Les deux marchent. Un plateau vendu « pour assis-debout » arrive pré-percé au bon écartement : vous gagnez dix minutes et zéro prise de tête. Une planche brute (IKEA, Leroy Merlin, récup) se perce à la maison sans drame : le cadre sert de gabarit, vous marquez au crayon, vous faites un avant-trou et vous vissez avec des vis à bois de 4 à 5 mm, plus courtes que l'épaisseur pour ne pas traverser. Une perceuse-visseuse suffit. Si le bricolage vous rebute, prenez pré-percé et n'y pensez plus.
Franchement oui, c'est un des meilleurs bons plans. Un plan de travail stratifié ou en bois fait pile la bonne épaisseur (28 à 38 mm), il est solide, disponible dans plein de finitions et se fait découper sur mesure en magasin. Deux points de vigilance : le poids, qui grimpe vite sur du massif, à croiser avec la charge annoncée du cadre ; et les chants coupés, bruts, à poncer et finir pour ne pas vous râper l'avant-bras. Pour le reste, ça se perce et se visse comme n'importe quelle planche.
Comptez 300 à 550 € tout compris, contre 400 à 700 € pour un pack usine équivalent. Le cadre motorisé d'une bonne marque pèse entre 250 et 350 €. La planche va de presque rien en récup à 40-80 € pour du mélaminé IKEA, une centaine pour un plan de travail découpé, 200 € et plus pour du KARLBY plaqué ou du massif sur mesure. Même en visant une belle planche, vous restez souvent 20 à 30 % sous le prix du bureau tout fait, et vous avez choisi votre finition au lieu de subir celle du catalogue.
Le mélaminé aggloméré est le rapport qualité-prix : robuste, léger, des dizaines de coloris, mais sensible à l'eau sur les chants mal finis.
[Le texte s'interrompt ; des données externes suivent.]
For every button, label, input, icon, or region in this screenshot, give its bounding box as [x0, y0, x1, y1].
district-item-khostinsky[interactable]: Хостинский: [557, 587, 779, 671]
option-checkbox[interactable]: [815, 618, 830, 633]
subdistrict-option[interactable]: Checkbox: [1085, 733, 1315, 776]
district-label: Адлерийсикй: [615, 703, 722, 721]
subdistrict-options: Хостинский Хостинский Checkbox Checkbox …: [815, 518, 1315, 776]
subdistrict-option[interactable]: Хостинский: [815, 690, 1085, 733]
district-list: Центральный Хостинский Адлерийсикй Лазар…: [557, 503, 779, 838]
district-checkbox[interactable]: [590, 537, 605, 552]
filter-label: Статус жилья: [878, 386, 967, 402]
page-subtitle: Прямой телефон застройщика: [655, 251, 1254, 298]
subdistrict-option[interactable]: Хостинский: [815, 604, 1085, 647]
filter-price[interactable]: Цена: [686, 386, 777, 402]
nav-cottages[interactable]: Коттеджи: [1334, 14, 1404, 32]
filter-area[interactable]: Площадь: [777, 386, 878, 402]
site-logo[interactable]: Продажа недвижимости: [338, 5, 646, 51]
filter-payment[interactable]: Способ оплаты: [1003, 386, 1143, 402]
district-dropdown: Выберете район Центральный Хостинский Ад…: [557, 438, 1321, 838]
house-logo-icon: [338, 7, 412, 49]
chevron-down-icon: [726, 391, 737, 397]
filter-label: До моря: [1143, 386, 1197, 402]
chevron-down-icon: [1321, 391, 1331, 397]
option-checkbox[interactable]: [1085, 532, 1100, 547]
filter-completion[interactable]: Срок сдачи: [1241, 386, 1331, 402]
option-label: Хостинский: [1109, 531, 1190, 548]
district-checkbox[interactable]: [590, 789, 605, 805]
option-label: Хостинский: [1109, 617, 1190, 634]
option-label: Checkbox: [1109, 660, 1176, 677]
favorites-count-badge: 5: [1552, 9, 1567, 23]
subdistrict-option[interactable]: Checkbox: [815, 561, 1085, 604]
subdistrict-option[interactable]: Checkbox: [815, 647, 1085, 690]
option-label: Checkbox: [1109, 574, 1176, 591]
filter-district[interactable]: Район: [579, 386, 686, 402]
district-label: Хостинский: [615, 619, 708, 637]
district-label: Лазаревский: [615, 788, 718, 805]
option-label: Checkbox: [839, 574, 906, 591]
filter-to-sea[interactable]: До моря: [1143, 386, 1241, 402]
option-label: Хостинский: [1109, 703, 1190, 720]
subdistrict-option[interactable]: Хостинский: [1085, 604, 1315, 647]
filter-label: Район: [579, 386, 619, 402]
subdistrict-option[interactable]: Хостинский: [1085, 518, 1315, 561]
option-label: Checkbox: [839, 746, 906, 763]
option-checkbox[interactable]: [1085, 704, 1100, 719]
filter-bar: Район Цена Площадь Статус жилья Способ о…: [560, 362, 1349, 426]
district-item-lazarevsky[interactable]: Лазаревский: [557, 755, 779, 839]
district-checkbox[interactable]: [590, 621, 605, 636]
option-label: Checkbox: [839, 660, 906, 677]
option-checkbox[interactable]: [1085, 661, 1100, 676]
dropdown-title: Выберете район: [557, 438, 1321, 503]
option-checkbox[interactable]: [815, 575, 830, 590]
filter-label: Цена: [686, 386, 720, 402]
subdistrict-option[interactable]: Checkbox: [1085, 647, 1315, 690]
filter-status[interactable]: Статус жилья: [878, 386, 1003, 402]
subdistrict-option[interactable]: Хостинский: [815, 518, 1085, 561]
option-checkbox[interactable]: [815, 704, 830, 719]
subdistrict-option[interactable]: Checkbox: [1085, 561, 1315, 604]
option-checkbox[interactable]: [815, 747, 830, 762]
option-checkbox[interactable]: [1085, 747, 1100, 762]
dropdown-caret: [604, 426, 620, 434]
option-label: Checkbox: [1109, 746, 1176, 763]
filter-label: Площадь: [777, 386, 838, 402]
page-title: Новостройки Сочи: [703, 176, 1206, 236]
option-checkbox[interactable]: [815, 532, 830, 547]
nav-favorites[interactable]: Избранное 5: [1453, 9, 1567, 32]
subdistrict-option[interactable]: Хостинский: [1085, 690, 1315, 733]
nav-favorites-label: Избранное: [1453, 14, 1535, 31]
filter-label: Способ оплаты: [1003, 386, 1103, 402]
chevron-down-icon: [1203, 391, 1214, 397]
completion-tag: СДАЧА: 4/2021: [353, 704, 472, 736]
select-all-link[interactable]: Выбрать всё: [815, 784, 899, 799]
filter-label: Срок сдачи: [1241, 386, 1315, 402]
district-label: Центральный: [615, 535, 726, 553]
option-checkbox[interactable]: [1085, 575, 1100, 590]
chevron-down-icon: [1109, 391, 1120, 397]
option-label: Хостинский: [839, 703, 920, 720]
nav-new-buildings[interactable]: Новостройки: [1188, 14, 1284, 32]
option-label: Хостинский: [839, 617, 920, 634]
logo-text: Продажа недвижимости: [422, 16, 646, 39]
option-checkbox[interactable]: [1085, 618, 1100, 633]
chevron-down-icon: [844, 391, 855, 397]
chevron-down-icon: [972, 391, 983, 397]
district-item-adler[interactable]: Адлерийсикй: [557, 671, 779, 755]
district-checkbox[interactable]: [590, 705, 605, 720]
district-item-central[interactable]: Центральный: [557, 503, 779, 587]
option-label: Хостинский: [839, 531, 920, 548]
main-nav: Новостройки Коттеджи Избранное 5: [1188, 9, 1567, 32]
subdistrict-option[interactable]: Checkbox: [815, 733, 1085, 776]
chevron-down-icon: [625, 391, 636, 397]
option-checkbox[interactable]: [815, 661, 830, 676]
Le bois massif (chêne, noyer, hêtre) est le plus beau et se ponce à vie, mais il pèse lourd et coûte cher. Le bambou est léger, costaud et résistant à l'humidité, une belle alternative écolo. Le verre trempé fait moderne, mais il est froid sous les mains, salissant et bruyant. Pour un assis-debout du quotidien, le mélaminé 25 mm ou un massif pas trop épais cochent le plus de cases.